The demands their new country makes on them aren't onerous. In exchange for their word, we offer them a home in one of the greatest countries in the world. In a democracy that, despite its flaws, offers its citizens freedoms that are the envy of many parts of the world. And we throw in perks such as access to one of the best health-care systems on the planet.
We don't ask immigrants to repeal or turn their back on cultural practices that are important to them, as long as they don't offend the sensibilities of a majority of Canadians. To the extent that we demand they assimilate, we hope they adopt the value and belief system upon which this country is built.
Which brings us to a culture clash that has erupted at the University of British Columbia, not among students but rather residents in one of the many posh residential towers going up on the grounds of the institution.
Residents of one of the buildings are upset that the university has unveiled plans to allow a 15-bed palliative care facility to go up right beside them. Those who are upset are Chinese. Nearly 80 per cent of those living in the building are Chinese and, according to Chinese superstitions, death and dying are taboo subjects associated with bad luck.
When a small group of concerned residents, all Chinese, expressed their concerns to the university, and subsequently to the media, all hell broke loose on radio talk shows and on the online comment boards of the Internet. The group didn't help itself when members also associated the presence of the hospice with the declining value of their investment. Many of the units are worth $1-million or more.
The easy and perhaps instinctive response to this debate is to rip the residents for being insensitive and selfish. It's easy to be inflammatory and mock people who express fear that a hospice could release ghosts and a karma that has the potential to break up families, hurt children and be bad for business.
That, to me, isn't the proper response.
While their beliefs may offend many Canadians, most of those residents came by them honestly. They are as much a part of what they grew up being told by parents and grandparents as the bad luck omens those of us raised in Canada heard: Never walk under a ladder; avoid the number 13.
Yelling at these residents, calling them racist names, isn't going to do anything to contribute, in a positive way, to the discussion that needs to take place here. What we need to do is explain that in the culture and country they are now part of, the way in which we treat our sick and dying is how we judge the worth of our society. Hospices are there to make a person's final days and months as easy and painless as possible.
That is why one of the most amazing ones in the country, Canuck Place, which looks after the needs of dying children, can be located in one of the most expensive, swankiest neighbourhoods in the country, Shaughnessy, and be a source of pride for local residents, not disdain.
In Canada, there are few who serve a greater honour or a more important duty than those looking after the needs of the dying.
That's what we need to explain to the residents of the Promontory at UBC. If they still feel the same way after they learn what a hospice is really about, that it is not a crematorium as some Chinese mistakenly believe, then they have the option to sell their units and move elsewhere.
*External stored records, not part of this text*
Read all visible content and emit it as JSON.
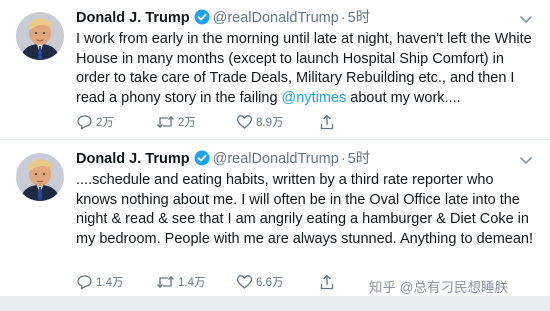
{
  "tweets": [
    {
      "name": "Donald J. Trump",
      "handle": "@realDonaldTrump",
      "separator": "·",
      "time": "5时",
      "text_before": "I work from early in the morning until late at night, haven't left the White House in many months (except to launch Hospital Ship Comfort) in order to take care of Trade Deals, Military Rebuilding etc., and then I read a phony story in the failing ",
      "mention": "@nytimes",
      "text_after": " about my work....",
      "replies": "2万",
      "retweets": "2万",
      "likes": "8.9万"
    },
    {
      "name": "Donald J. Trump",
      "handle": "@realDonaldTrump",
      "separator": "·",
      "time": "5时",
      "text_before": "....schedule and eating habits, written by a third rate reporter who knows nothing about me. I will often be in the Oval Office late into the night & read & see that I am angrily eating a hamburger & Diet Coke in my bedroom. People with me are always stunned. Anything to demean!",
      "mention": "",
      "text_after": "",
      "replies": "1.4万",
      "retweets": "1.4万",
      "likes": "6.6万"
    }
  ],
  "watermark": "知乎 @总有刁民想睡朕",
  "colors": {
    "accent": "#1da1f2",
    "secondary_text": "#657786",
    "divider": "#e6ecf0"
  },
  "icons": [
    "avatar",
    "verified-badge-icon",
    "chevron-down-icon",
    "reply-icon",
    "retweet-icon",
    "like-icon",
    "share-icon"
  ]
}
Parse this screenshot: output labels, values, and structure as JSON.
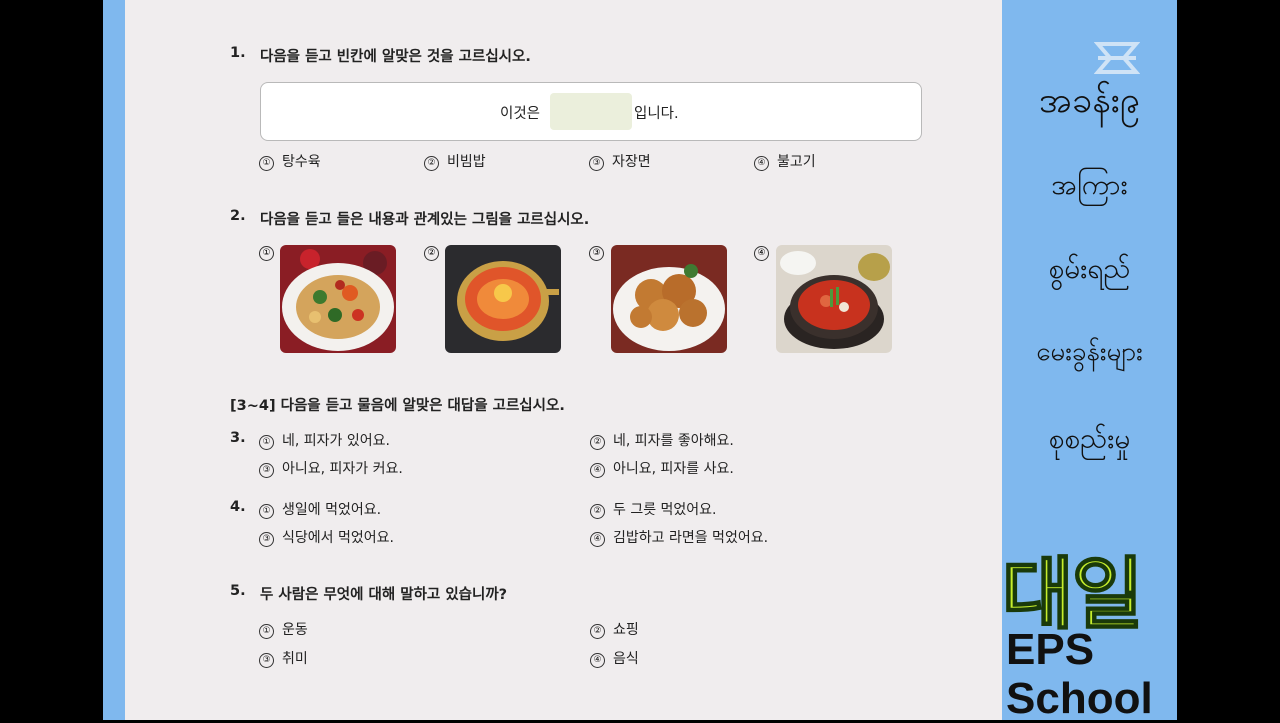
{
  "q1": {
    "num": "1.",
    "title": "다음을 듣고 빈칸에 알맞은 것을 고르십시오.",
    "sentence_before": "이것은",
    "sentence_after": "입니다.",
    "options": [
      {
        "mark": "①",
        "text": "탕수육"
      },
      {
        "mark": "②",
        "text": "비빔밥"
      },
      {
        "mark": "③",
        "text": "자장면"
      },
      {
        "mark": "④",
        "text": "불고기"
      }
    ]
  },
  "q2": {
    "num": "2.",
    "title": "다음을 듣고 들은 내용과 관계있는 그림을 고르십시오.",
    "marks": [
      "①",
      "②",
      "③",
      "④"
    ],
    "images": [
      "stir-fry-dish",
      "ramen-pot",
      "fried-chicken",
      "stew-pot"
    ]
  },
  "group": {
    "title": "[3~4] 다음을 듣고 물음에 알맞은 대답을 고르십시오."
  },
  "q3": {
    "num": "3.",
    "options": [
      {
        "mark": "①",
        "text": "네, 피자가 있어요."
      },
      {
        "mark": "②",
        "text": "네, 피자를 좋아해요."
      },
      {
        "mark": "③",
        "text": "아니요, 피자가 커요."
      },
      {
        "mark": "④",
        "text": "아니요, 피자를 사요."
      }
    ]
  },
  "q4": {
    "num": "4.",
    "options": [
      {
        "mark": "①",
        "text": "생일에 먹었어요."
      },
      {
        "mark": "②",
        "text": "두 그릇 먹었어요."
      },
      {
        "mark": "③",
        "text": "식당에서 먹었어요."
      },
      {
        "mark": "④",
        "text": "김밥하고 라면을 먹었어요."
      }
    ]
  },
  "q5": {
    "num": "5.",
    "title": "두 사람은 무엇에 대해 말하고 있습니까?",
    "options": [
      {
        "mark": "①",
        "text": "운동"
      },
      {
        "mark": "②",
        "text": "쇼핑"
      },
      {
        "mark": "③",
        "text": "취미"
      },
      {
        "mark": "④",
        "text": "음식"
      }
    ]
  },
  "side": {
    "lines": [
      "အခန်း၉",
      "အကြား",
      "စွမ်းရည်",
      "မေးခွန်းများ",
      "စုစည်းမှု"
    ],
    "brand_ko": "대일",
    "brand_en1": "EPS",
    "brand_en2": "School",
    "logo_icon": "capcut-logo-icon"
  },
  "colors": {
    "accent_blue": "#7fb8ee",
    "page_bg": "#f0edee",
    "brand_green": "#c6ee2c",
    "blank_fill": "#ebefdc"
  }
}
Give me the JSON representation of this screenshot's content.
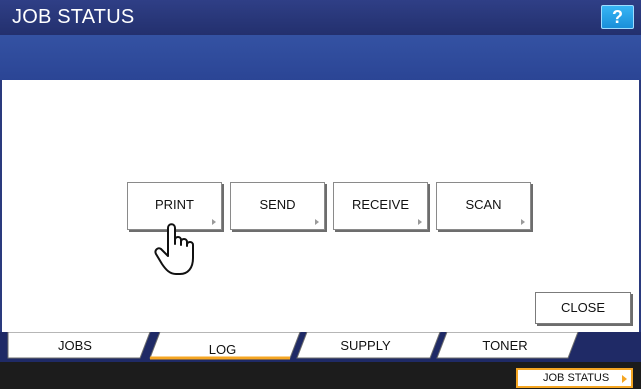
{
  "header": {
    "title": "JOB STATUS",
    "help_label": "?"
  },
  "log_buttons": [
    {
      "label": "PRINT"
    },
    {
      "label": "SEND"
    },
    {
      "label": "RECEIVE"
    },
    {
      "label": "SCAN"
    }
  ],
  "close_label": "CLOSE",
  "tabs": [
    {
      "label": "JOBS",
      "selected": false
    },
    {
      "label": "LOG",
      "selected": true
    },
    {
      "label": "SUPPLY",
      "selected": false
    },
    {
      "label": "TONER",
      "selected": false
    }
  ],
  "footer": {
    "job_status_label": "JOB STATUS"
  },
  "colors": {
    "title_bar": "#23306e",
    "sub_bar": "#2b4595",
    "help_button": "#1a8fd9",
    "tab_active_underline": "#f5a623",
    "job_status_border": "#f5a623"
  }
}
Which is what the rest of us do when something goes up in our neighbourhood with which we can't live.
The university did the right thing by putting off a final decision on plans for the hospice until the spring. Meantime, the university should do what it does best: teach, dispel harmful myths, promote broader understanding among people.
In the end, however, the hospice should be built exactly where it was going to be built. And hopefully one day Chinese residents living next door will find it in their hearts to drop by and volunteer their services.